Product Costing and Cost Accumulation
Product Costing Overview
Product costs: used to value inventory and compute cost of goods sold.
Importance in both financial and managerial accounting for decision making.
Increased demand for product cost information from external organizations.
Cost Flow in Manufacturing
Job-Order Costing:
For large, unique items produced to order.
Costs directly traced to each job.
Examples: job-shop and batch-production operations.
Process Costing:
For small, identical items mass-produced continuously.
Costs cannot be directly traced to each unit.
Examples: petrochemical refinery, paint manufacturer, paper mill.
Cost Accumulation in Job-Order Costing
Job-Cost Record: Primary document to track costs.
Material Requisition Form: Authorizes use of materials for jobs.
Direct Labor: Accumulated via work records/tickets.

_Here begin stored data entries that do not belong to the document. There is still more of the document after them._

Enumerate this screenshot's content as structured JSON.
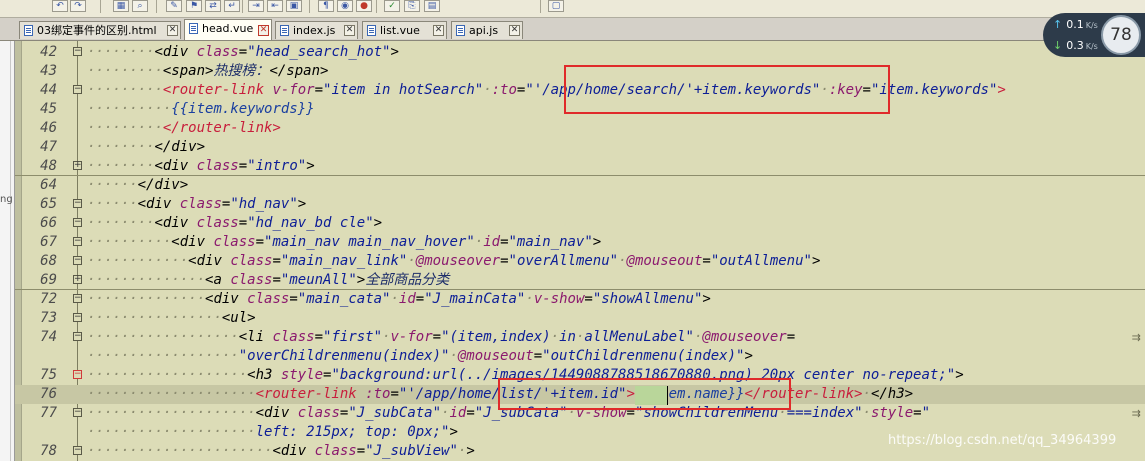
{
  "toolbar": {
    "buttons": [
      "undo-icon",
      "redo-icon",
      "split-icon",
      "find-icon",
      "tag-icon",
      "bookmark-icon",
      "replace-icon",
      "wrap-icon",
      "indent-icon",
      "outdent-icon",
      "view-icon",
      "paragraph-icon",
      "browser-icon",
      "stop-icon",
      "check-icon",
      "copy-icon",
      "paste-icon",
      "window-icon"
    ]
  },
  "tabs": [
    {
      "label": "03绑定事件的区别.html",
      "active": false
    },
    {
      "label": "head.vue",
      "active": true
    },
    {
      "label": "index.js",
      "active": false
    },
    {
      "label": "list.vue",
      "active": false
    },
    {
      "label": "api.js",
      "active": false
    }
  ],
  "left_panel": {
    "fragment": "ng"
  },
  "speed": {
    "up": "0.1",
    "up_unit": "K/s",
    "down": "0.3",
    "down_unit": "K/s",
    "percent": "78"
  },
  "colors": {
    "editor_bg": "#dcdcb7",
    "highlight_bg": "#c7c7a4",
    "annotation_box": "#e02a2a"
  },
  "watermark": "https://blog.csdn.net/qq_34964399",
  "lines": [
    {
      "num": "42",
      "fold": "box",
      "segs": [
        [
          "dots",
          "········"
        ],
        [
          "tg",
          "<div "
        ],
        [
          "at",
          "class"
        ],
        [
          "tg",
          "="
        ],
        [
          "sv",
          "\"head_search_hot\""
        ],
        [
          "tg",
          ">"
        ]
      ]
    },
    {
      "num": "43",
      "fold": "line",
      "segs": [
        [
          "dots",
          "·········"
        ],
        [
          "tg",
          "<span>"
        ],
        [
          "tx",
          "热搜榜："
        ],
        [
          "tg",
          "</span>"
        ]
      ]
    },
    {
      "num": "44",
      "fold": "box",
      "segs": [
        [
          "dots",
          "·········"
        ],
        [
          "tgp",
          "<router-link "
        ],
        [
          "at",
          "v-for"
        ],
        [
          "tg",
          "="
        ],
        [
          "sv",
          "\"item in hotSearch\""
        ],
        [
          "dots",
          "·"
        ],
        [
          "at",
          ":to"
        ],
        [
          "tg",
          "="
        ],
        [
          "sv",
          "\"'/app/home/search/'+item.keywords\""
        ],
        [
          "dots",
          "·"
        ],
        [
          "at",
          ":key"
        ],
        [
          "tg",
          "="
        ],
        [
          "sv",
          "\"item.keywords\""
        ],
        [
          "tgp",
          ">"
        ]
      ]
    },
    {
      "num": "45",
      "fold": "line",
      "segs": [
        [
          "dots",
          "··········"
        ],
        [
          "mu",
          "{{item.keywords}}"
        ]
      ]
    },
    {
      "num": "46",
      "fold": "line",
      "segs": [
        [
          "dots",
          "·········"
        ],
        [
          "tgp",
          "</router-link>"
        ]
      ]
    },
    {
      "num": "47",
      "fold": "line",
      "segs": [
        [
          "dots",
          "········"
        ],
        [
          "tg",
          "</div>"
        ]
      ]
    },
    {
      "num": "48",
      "fold": "plus",
      "segs": [
        [
          "dots",
          "········"
        ],
        [
          "tg",
          "<div "
        ],
        [
          "at",
          "class"
        ],
        [
          "tg",
          "="
        ],
        [
          "sv",
          "\"intro\""
        ],
        [
          "tg",
          ">"
        ]
      ]
    },
    {
      "num": "64",
      "fold": "line",
      "segs": [
        [
          "dots",
          "······"
        ],
        [
          "tg",
          "</div>"
        ]
      ]
    },
    {
      "num": "65",
      "fold": "box",
      "segs": [
        [
          "dots",
          "······"
        ],
        [
          "tg",
          "<div "
        ],
        [
          "at",
          "class"
        ],
        [
          "tg",
          "="
        ],
        [
          "sv",
          "\"hd_nav\""
        ],
        [
          "tg",
          ">"
        ]
      ]
    },
    {
      "num": "66",
      "fold": "box",
      "segs": [
        [
          "dots",
          "········"
        ],
        [
          "tg",
          "<div "
        ],
        [
          "at",
          "class"
        ],
        [
          "tg",
          "="
        ],
        [
          "sv",
          "\"hd_nav_bd cle\""
        ],
        [
          "tg",
          ">"
        ]
      ]
    },
    {
      "num": "67",
      "fold": "box",
      "segs": [
        [
          "dots",
          "··········"
        ],
        [
          "tg",
          "<div "
        ],
        [
          "at",
          "class"
        ],
        [
          "tg",
          "="
        ],
        [
          "sv",
          "\"main_nav main_nav_hover\""
        ],
        [
          "dots",
          "·"
        ],
        [
          "at",
          "id"
        ],
        [
          "tg",
          "="
        ],
        [
          "sv",
          "\"main_nav\""
        ],
        [
          "tg",
          ">"
        ]
      ]
    },
    {
      "num": "68",
      "fold": "box",
      "segs": [
        [
          "dots",
          "············"
        ],
        [
          "tg",
          "<div "
        ],
        [
          "at",
          "class"
        ],
        [
          "tg",
          "="
        ],
        [
          "sv",
          "\"main_nav_link\""
        ],
        [
          "dots",
          "·"
        ],
        [
          "at",
          "@mouseover"
        ],
        [
          "tg",
          "="
        ],
        [
          "sv",
          "\"overAllmenu\""
        ],
        [
          "dots",
          "·"
        ],
        [
          "at",
          "@mouseout"
        ],
        [
          "tg",
          "="
        ],
        [
          "sv",
          "\"outAllmenu\""
        ],
        [
          "tg",
          ">"
        ]
      ]
    },
    {
      "num": "69",
      "fold": "plus",
      "segs": [
        [
          "dots",
          "··············"
        ],
        [
          "tg",
          "<a "
        ],
        [
          "at",
          "class"
        ],
        [
          "tg",
          "="
        ],
        [
          "sv",
          "\"meunAll\""
        ],
        [
          "tg",
          ">"
        ],
        [
          "tx",
          "全部商品分类"
        ]
      ]
    },
    {
      "num": "72",
      "fold": "box",
      "segs": [
        [
          "dots",
          "··············"
        ],
        [
          "tg",
          "<div "
        ],
        [
          "at",
          "class"
        ],
        [
          "tg",
          "="
        ],
        [
          "sv",
          "\"main_cata\""
        ],
        [
          "dots",
          "·"
        ],
        [
          "at",
          "id"
        ],
        [
          "tg",
          "="
        ],
        [
          "sv",
          "\"J_mainCata\""
        ],
        [
          "dots",
          "·"
        ],
        [
          "at",
          "v-show"
        ],
        [
          "tg",
          "="
        ],
        [
          "sv",
          "\"showAllmenu\""
        ],
        [
          "tg",
          ">"
        ]
      ]
    },
    {
      "num": "73",
      "fold": "box",
      "segs": [
        [
          "dots",
          "················"
        ],
        [
          "tg",
          "<ul>"
        ]
      ]
    },
    {
      "num": "74",
      "fold": "box",
      "wrap": true,
      "segs": [
        [
          "dots",
          "··················"
        ],
        [
          "tg",
          "<li "
        ],
        [
          "at",
          "class"
        ],
        [
          "tg",
          "="
        ],
        [
          "sv",
          "\"first\""
        ],
        [
          "dots",
          "·"
        ],
        [
          "at",
          "v-for"
        ],
        [
          "tg",
          "="
        ],
        [
          "sv",
          "\"(item,index)"
        ],
        [
          "dots",
          "·"
        ],
        [
          "sv",
          "in"
        ],
        [
          "dots",
          "·"
        ],
        [
          "sv",
          "allMenuLabel\""
        ],
        [
          "dots",
          "·"
        ],
        [
          "at",
          "@mouseover"
        ],
        [
          "tg",
          "="
        ]
      ]
    },
    {
      "num": "",
      "fold": "line",
      "segs": [
        [
          "dots",
          "··················"
        ],
        [
          "sv",
          "\"overChildrenmenu(index)\""
        ],
        [
          "dots",
          "·"
        ],
        [
          "at",
          "@mouseout"
        ],
        [
          "tg",
          "="
        ],
        [
          "sv",
          "\"outChildrenmenu(index)\""
        ],
        [
          "tg",
          ">"
        ]
      ]
    },
    {
      "num": "75",
      "fold": "boxred",
      "segs": [
        [
          "dots",
          "···················"
        ],
        [
          "tg",
          "<h3 "
        ],
        [
          "at",
          "style"
        ],
        [
          "tg",
          "="
        ],
        [
          "sv",
          "\"background:url(../images/1449088788518670880.png) 20px center no-repeat;\""
        ],
        [
          "tg",
          ">"
        ]
      ]
    },
    {
      "num": "76",
      "fold": "line",
      "highlight": true,
      "segs": [
        [
          "dots",
          "····················"
        ],
        [
          "tgp",
          "<router-link "
        ],
        [
          "at",
          ":to"
        ],
        [
          "tg",
          "="
        ],
        [
          "sv",
          "\"'/app/home/list/'+item.id\""
        ],
        [
          "tgp",
          ">"
        ],
        [
          "mu",
          "{{item.name}}"
        ],
        [
          "tgp",
          "</router-link>"
        ],
        [
          "dots",
          "·"
        ],
        [
          "tg",
          "</h3>"
        ]
      ]
    },
    {
      "num": "77",
      "fold": "box",
      "wrap": true,
      "segs": [
        [
          "dots",
          "····················"
        ],
        [
          "tg",
          "<div "
        ],
        [
          "at",
          "class"
        ],
        [
          "tg",
          "="
        ],
        [
          "sv",
          "\"J_subCata\""
        ],
        [
          "dots",
          "·"
        ],
        [
          "at",
          "id"
        ],
        [
          "tg",
          "="
        ],
        [
          "sv",
          "\"J_subCata\""
        ],
        [
          "dots",
          "·"
        ],
        [
          "at",
          "v-show"
        ],
        [
          "tg",
          "="
        ],
        [
          "sv",
          "\"showChildrenMenu"
        ],
        [
          "dots",
          "·"
        ],
        [
          "sv",
          "===index\""
        ],
        [
          "dots",
          "·"
        ],
        [
          "at",
          "style"
        ],
        [
          "tg",
          "="
        ],
        [
          "sv",
          "\""
        ]
      ]
    },
    {
      "num": "",
      "fold": "line",
      "segs": [
        [
          "dots",
          "····················"
        ],
        [
          "sv",
          "left: 215px; top: 0px;\""
        ],
        [
          "tg",
          ">"
        ]
      ]
    },
    {
      "num": "78",
      "fold": "box",
      "segs": [
        [
          "dots",
          "······················"
        ],
        [
          "tg",
          "<div "
        ],
        [
          "at",
          "class"
        ],
        [
          "tg",
          "="
        ],
        [
          "sv",
          "\"J_subView\""
        ],
        [
          "dots",
          "·"
        ],
        [
          "tg",
          ">"
        ]
      ]
    }
  ]
}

Manufacturing Overhead: Applied using a predetermined overhead rate based on direct labor hours.
Formula:
\text{Overhead applied} = \text{Rate} \times \text{Actual activity}
Document Flow in Job-Order Costing
Job documents include:
Material Requisition: Charges direct materials to jobs.
Labor Time Records: Charges costs of direct and indirect labor.
Journal Entries in Costing
Purchase of materials, use of direct and indirect materials, and service costs require journal entries.
Key entries involve recording direct labor costs and applied manufacturing overhead.
Completion and Sale of Goods
Cost of Goods Manufactured leads to Selling and Administrative costs.
Finished goods transition to cost of goods sold upon sale.
Overapplied and Underapplied Overhead
Actual overhead may differ from applied overhead; adjustments necessary at year-end for accuracy.